Longuement mutique, l’axe Paris/Rabat va frémir au rythme effréné de visites ministérielles, notamment celles des ministres des Affaires étrangères, de l’Intérieur, de l’Economie, de l’Education, en plus d’une grande délégation du patronat français. La première, scrutée avec une curiosité politique certaine, est celle qui réunira ce lundi à Rabat les deux chefs de la diplomatie du Maroc et de la France, Stéphane Séjourné et Nasser Bourita. Cette image est censée illustrer le grand chemin parcouru ces dernières semaines pour briser le froid polaire qui caractérisait les relations entre les deux pays ces dernières années. Le tout sous forme d’une tension glaciale qui a totalement paralysé le dialogue politique à haut niveau.
Qui aurait pu, en effet, imaginer qu’en l’espace de quelques semaines, voire de quelques petits mois, le patron du groupe Renew au Parlement européen quitter son habit d’activiste anti-marocain au point de faire voter deux résolutions (non contraignantes) contre le Maroc et de faire avorter une autre contre le régime algérien pour incarner le personnage diplomatique qui s’apprête à recoudre les fils de la relation franco-marocaine ? Personne, y compris le ministre lui-même qui s’est retrouvé au gré de circonstances politiques internes à diriger la diplomatie française.
Dans sa stratégie de communication à l’égard du Maroc, Stéphane Séjourné avait évoqué une mission confiée par le président Emmanuel Macron pour s’investir personnellement dans la réconciliation entre la France et le Maroc. Pour de nombreux observateurs, le côté personnel de cette mission n’a d’égal que l’investissement tout aussi personnel que le ministre avait mis en œuvre pour tenter d’atteindre l’image et les intérêts du Maroc dans les couloirs capitonnés du Parlement européen.
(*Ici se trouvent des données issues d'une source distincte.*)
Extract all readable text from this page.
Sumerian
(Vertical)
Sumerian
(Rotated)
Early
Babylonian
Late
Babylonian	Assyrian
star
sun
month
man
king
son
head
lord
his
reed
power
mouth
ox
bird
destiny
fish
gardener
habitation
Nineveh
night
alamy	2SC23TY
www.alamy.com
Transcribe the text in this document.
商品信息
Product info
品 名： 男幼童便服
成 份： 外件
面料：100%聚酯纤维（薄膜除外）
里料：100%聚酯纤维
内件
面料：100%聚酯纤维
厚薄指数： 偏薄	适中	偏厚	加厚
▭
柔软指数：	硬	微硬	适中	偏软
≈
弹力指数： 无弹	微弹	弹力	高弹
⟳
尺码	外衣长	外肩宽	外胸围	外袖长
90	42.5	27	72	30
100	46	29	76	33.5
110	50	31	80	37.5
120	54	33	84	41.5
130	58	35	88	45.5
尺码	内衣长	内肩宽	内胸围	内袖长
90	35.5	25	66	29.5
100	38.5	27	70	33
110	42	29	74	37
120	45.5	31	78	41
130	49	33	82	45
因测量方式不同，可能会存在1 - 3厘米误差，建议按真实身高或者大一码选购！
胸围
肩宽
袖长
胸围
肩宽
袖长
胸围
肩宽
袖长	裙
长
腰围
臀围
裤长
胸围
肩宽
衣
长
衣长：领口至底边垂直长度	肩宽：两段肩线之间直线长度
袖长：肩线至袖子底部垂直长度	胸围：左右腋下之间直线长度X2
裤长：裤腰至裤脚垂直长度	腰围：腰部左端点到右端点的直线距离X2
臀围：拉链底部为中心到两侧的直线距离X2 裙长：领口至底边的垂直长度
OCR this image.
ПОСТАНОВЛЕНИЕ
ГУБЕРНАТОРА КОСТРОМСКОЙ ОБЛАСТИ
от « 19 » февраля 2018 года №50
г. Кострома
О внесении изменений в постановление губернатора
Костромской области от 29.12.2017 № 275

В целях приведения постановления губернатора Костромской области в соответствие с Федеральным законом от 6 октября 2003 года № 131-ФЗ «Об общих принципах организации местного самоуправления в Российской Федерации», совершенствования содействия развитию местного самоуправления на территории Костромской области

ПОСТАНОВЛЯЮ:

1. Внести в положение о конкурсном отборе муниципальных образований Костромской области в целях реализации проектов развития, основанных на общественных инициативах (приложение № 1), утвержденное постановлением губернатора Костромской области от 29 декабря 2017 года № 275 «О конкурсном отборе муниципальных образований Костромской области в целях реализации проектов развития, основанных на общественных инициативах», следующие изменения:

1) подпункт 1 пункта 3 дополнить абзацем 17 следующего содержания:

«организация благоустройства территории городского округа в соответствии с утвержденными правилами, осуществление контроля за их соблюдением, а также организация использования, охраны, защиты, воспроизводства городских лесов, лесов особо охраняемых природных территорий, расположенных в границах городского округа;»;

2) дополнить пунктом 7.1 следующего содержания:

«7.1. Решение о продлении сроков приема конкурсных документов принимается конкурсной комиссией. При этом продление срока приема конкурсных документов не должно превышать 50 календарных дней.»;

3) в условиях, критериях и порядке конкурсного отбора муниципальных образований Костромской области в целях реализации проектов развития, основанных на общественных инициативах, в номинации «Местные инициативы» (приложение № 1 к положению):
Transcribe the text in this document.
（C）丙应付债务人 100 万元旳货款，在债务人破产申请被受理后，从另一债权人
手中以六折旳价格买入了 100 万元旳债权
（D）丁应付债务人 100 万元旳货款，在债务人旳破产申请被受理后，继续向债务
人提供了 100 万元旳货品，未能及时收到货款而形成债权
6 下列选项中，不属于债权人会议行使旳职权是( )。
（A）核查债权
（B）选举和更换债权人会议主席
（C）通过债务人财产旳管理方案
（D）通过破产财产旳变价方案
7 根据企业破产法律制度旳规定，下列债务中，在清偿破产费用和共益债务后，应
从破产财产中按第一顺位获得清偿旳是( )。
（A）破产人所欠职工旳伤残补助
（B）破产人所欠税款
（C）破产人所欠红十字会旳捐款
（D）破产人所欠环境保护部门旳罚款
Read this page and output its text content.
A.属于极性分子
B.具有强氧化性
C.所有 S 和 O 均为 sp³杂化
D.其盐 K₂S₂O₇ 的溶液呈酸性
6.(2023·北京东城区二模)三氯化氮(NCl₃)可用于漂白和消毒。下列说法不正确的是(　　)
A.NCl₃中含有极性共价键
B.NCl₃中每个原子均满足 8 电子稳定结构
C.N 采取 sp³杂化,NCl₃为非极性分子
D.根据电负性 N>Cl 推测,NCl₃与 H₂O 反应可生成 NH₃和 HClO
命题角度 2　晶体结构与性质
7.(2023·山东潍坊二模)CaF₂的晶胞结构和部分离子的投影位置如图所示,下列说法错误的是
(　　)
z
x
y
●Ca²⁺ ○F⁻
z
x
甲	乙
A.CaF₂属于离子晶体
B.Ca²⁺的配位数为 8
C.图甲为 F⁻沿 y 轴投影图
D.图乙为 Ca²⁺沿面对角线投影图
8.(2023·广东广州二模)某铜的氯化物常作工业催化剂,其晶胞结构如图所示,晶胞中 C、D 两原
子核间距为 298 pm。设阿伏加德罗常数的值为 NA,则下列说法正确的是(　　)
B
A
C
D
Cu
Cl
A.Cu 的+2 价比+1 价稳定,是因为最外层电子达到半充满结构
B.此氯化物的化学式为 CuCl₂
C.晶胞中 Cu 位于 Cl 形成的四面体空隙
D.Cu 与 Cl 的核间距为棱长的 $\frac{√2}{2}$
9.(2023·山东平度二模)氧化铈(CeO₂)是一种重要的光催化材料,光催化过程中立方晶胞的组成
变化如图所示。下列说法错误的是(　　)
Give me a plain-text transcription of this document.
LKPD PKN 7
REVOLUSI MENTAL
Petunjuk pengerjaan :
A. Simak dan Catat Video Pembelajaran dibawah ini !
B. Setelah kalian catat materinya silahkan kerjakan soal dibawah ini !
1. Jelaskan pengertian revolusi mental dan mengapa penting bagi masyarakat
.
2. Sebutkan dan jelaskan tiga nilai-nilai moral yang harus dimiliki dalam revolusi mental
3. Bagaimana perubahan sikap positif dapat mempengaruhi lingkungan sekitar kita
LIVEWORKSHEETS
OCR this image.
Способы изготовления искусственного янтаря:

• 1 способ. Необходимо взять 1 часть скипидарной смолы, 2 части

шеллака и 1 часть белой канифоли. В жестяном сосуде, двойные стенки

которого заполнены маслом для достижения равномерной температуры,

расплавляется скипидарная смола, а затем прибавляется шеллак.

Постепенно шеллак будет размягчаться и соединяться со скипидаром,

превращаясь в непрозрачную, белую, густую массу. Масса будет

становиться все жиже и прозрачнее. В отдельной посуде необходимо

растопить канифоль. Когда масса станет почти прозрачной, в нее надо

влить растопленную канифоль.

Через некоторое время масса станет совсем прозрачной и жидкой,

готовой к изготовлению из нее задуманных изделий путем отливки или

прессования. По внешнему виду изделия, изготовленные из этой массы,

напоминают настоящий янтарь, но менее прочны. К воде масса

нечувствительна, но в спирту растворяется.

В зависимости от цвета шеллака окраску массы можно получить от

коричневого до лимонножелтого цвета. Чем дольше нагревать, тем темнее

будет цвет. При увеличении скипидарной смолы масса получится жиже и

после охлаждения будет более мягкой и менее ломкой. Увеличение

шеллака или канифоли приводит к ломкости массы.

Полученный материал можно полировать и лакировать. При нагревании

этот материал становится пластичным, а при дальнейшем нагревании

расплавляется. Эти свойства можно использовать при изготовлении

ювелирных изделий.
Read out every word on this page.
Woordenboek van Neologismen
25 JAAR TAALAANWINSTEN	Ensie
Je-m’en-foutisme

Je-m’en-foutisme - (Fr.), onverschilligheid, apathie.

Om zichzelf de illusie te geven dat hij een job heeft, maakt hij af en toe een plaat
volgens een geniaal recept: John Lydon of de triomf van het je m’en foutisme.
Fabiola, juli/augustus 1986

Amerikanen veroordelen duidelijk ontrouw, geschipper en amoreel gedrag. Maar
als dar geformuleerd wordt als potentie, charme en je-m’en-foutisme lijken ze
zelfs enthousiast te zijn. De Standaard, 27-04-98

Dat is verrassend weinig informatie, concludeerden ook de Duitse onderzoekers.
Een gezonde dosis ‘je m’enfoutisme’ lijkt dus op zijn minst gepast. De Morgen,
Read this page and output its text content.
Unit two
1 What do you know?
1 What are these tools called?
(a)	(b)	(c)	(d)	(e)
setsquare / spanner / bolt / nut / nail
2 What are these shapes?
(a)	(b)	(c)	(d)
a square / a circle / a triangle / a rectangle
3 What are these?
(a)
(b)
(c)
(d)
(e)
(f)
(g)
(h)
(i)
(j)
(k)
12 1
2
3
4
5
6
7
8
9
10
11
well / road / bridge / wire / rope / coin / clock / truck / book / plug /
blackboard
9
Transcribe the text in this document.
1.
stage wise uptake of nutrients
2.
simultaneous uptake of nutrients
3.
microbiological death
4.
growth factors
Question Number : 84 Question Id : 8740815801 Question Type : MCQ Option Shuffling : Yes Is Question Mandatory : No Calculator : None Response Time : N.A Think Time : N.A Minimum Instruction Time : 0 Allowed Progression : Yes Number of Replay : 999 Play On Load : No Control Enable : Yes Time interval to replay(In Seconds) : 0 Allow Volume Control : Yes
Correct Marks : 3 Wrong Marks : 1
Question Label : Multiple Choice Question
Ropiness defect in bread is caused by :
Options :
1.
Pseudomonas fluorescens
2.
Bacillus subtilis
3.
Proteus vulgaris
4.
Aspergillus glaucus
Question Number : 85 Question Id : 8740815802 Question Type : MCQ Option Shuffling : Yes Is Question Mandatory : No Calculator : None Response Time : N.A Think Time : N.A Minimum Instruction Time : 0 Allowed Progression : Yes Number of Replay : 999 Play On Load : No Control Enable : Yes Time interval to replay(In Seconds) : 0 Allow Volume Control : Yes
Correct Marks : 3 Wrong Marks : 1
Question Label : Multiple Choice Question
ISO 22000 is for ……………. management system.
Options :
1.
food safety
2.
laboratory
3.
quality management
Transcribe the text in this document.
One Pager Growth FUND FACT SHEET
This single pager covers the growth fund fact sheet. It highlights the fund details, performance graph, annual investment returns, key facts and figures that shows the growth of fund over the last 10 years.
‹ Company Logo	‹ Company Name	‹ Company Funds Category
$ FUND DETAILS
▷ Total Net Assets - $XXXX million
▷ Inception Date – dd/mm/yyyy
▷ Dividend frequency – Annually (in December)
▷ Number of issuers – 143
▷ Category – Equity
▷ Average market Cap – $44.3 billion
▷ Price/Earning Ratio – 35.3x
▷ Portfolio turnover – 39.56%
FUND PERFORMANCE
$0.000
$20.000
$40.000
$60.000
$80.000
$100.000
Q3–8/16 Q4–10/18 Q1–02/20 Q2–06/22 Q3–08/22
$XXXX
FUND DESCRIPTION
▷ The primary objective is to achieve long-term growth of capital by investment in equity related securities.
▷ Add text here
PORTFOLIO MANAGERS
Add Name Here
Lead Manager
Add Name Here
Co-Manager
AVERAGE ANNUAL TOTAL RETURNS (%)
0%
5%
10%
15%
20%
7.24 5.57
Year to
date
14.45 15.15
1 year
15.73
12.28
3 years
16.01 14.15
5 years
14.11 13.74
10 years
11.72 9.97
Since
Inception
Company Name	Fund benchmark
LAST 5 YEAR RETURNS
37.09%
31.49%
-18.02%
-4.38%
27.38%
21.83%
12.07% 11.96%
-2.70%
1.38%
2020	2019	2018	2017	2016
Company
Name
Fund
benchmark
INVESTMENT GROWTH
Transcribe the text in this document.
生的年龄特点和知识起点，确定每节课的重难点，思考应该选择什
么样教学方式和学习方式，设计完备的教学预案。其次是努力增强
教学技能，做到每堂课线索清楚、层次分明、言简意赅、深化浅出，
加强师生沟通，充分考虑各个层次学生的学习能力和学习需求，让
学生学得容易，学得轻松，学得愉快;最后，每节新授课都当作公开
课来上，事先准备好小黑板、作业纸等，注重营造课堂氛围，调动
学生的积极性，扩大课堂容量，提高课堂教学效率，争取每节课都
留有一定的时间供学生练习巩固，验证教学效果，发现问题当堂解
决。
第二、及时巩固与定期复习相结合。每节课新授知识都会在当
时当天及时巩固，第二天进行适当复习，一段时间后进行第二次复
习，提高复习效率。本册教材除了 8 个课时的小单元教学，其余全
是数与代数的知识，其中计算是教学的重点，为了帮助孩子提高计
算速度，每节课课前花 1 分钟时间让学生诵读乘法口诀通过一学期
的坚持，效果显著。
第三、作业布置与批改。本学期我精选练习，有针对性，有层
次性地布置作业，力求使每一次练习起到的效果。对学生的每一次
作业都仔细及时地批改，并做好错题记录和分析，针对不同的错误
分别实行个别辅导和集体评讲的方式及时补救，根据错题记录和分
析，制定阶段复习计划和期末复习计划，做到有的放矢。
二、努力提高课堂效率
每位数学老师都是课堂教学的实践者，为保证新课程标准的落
Cette somme de postures et d’attitudes que le Maroc avait mal digéré et qu’il considérait comme une directive du palais de l’Elysée eu égard à la grande proximité politique entre Emmanuel Macron et Stéphane séjourné, l’actuel ministre français des Affaires étrangères la résume sous le vocable « d’incompréhensions » et que sa première mission au Maroc va tenter de lever. Mais ce qui est une incompréhension du côté français est une divergence stratégique côté marocain. Car au grand tréfonds de cette crise entre Rabat et Paris niche ce refus français de s’inscrire dans une logique de reconnaissance pleine et entière de la souveraineté du Maroc sur ses provinces sahariennes.
Et ce qui augmente la déception marocaine est que cette posture française n’est pas le fruit d’une conviction solidement installée, mais que le clair-obscur et la grande hésitation française sur cette problématique résultent de la crainte de déplaire au régime politico-militaire algérien. Alger a en effet fait de la reconnaissance française de la marocanité du Sahara une ligne rouge, voire une déclaration de guerre.
Quel message portera Stéphane Séjourné aux Marocains ? Va-t-il conforter la tendance prise par l’ambassadeur français Christophe Lecourtier qui, sur le plan du langage diplomatique, a fait bouger les lignes ? Christophe Lecourtier est un des rares diplomates d’Emmanuel Macron à avoir mis ouvertement le doigt sur l’un des points de blocage de la relation entre le Maroc et la France. Très vraisemblablement avec le feu vert de l’Elysée dont il est proche. « Il serait totalement illusoire, irrespectueux et stupide de considérer qu’on va construire ce que j’espère on arrivera à construire (…) pour le bonheur de nos deux nations (…) sans clarifier ce sujet », avait-il déclaré. L’ambassadeur Lecourtier a ainsi pavé le chemin au ministre Séjourné, lequel doit fort probablement s’engouffrer dans cette brèche.
Un autre enjeu de ce déplacement de Stéphane Séjourné à Rabat est la préparation politique d’une visite d’Etat d’Emmanuel Macron au Maroc. Cette visite a été à plusieurs reprises reportée car les autorités marocaines voulaient une incarnation d’une évolution majeure et non une éphémère photo souvenir du lien entre la France et le Maroc. Elles voulaient que Macron vienne au Maroc porteur d’un tournant et d’une accélération majeure dans le partenariat entre Rabat et Paris. C’est dire à quel point les attentes sont grandes pour que cette visite annonce une véritable embellie des relations entre les deux pays.